The reason a lot of companies are looking at OpenOffice right
now is they are looking into dropping MS Office completely
from their site licenses due to the cost savings. Since OpenOffice
is compatible with all their Office 2003 Word and Excel documents
it's a good time to look at switching.
> want to use things nicely. For example, let's look at the mail
> system. You could
> put a Postfix+amavisd-new+spamassassin+Horde+postfixadmin+ ...
> bla bla stuff on
> your FreeBSD server (I actually run this on many servers). But in
> that webmail,
> you are not able to manage your spam quarantine for example - you
> have to logout
> of Horde and login to Maia Mailguard (before you have to install
> that too), which
> is complicated for users.
Not true. All you need do is install spamassassin, and have it
tag mail and forward it to the user. Then setup procmail as the LDA
and sort the tagged mail into a SPAM folder in the users home
directory. From IMP or OpenWebmail you have access to local
mail folders on the server and you just instruct your users that
the SPAM folder is their quarentine.
> Microsoft usually (!) provides that (naturally, because it
> produces all those
Microsoft does no more integration than most others. For an
example of a really integrated product look at Lotus Notes. But,
most users dislike it because it puts a huge amount of control
over their work into the hands of the company. You don't walk
into a Notes shop and see the adminstrative assistants working
on e-mails to their boyfriends, the way that you do in a MS
> Probably you use it more than I do, I really run FreeBSD servers
> mostly. And I
> have problems with providing nice-packaged, easy-to-use,
> all-in-one software to
> users who are used to that. I use FreeBSD/OS mostly because it is
> free of charge
> and because it is quite costumisable. If MS products would be
> free of charge, I
> would probably switch to them in most cases.
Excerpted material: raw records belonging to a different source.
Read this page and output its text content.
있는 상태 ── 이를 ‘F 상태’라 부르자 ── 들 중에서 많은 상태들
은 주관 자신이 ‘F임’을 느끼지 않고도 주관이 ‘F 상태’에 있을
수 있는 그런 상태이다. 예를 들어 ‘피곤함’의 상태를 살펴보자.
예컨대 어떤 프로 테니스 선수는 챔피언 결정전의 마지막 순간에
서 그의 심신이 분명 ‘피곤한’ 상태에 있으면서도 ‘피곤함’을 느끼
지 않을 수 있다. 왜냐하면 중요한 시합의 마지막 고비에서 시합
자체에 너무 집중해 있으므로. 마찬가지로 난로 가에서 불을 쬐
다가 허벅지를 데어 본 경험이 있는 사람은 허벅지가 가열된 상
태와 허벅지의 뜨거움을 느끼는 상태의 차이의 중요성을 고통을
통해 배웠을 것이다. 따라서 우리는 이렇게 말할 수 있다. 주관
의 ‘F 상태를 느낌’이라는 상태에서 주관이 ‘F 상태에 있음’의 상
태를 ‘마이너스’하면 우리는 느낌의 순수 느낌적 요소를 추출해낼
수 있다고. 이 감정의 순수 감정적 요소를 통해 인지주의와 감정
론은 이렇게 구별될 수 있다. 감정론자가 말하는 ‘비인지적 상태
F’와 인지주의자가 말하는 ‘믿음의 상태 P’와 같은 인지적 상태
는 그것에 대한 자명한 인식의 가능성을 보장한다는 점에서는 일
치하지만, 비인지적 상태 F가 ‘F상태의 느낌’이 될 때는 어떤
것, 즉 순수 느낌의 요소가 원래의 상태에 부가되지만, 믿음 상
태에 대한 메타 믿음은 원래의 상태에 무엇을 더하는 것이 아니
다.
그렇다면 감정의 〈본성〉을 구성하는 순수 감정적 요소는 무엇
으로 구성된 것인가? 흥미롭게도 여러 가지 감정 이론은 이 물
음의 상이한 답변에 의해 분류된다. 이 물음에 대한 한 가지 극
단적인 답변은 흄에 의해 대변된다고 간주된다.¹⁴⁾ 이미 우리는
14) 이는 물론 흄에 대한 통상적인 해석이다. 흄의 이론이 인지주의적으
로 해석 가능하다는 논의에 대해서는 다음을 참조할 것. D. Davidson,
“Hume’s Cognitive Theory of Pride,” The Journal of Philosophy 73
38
Never gonna happen. There's a fundamental difference here between
free open source and commercial software.
Commercial software mostly caters to what subgroups of users within
the market want. Take MS Word for example. Most people never use more
than a 10th of it's features. But, most people don't all use the
same 10th. In order to keep selling Word, MS has to put all these
small fringe demands of the subgroups into Word.
Open source mostly caters to what the majority of users agree is needed.
That is why you won't ever find an open source package that is
all things to all people. If your a user who has all your needs
met it's a great thing. But if your a user who has one specific
need that the open source packages don't have, then even though all
of the rest of your needs could be met by open source, you likely
will not switch over.
> I just don't agree with the statement, that Windows servers are
> completely inferior
> to FreeBSD and you could replace all of them with FreeBSD boxen.
> If that would be
> possible, I would do it already.
> I really am a FreeBSD guy, I run it for more than 6 years now and
> I like it a lot.
> But I learned to be reasonable and not to say that it is in every
> way superior to
> everything else in the world.
Nothing out there is in every way superior to everything else in
the world. Even Microsoft software, you said it yourself, simply
has nothing to offer to people who don't have much more money
than what it costs to purchase the computer hardware itself.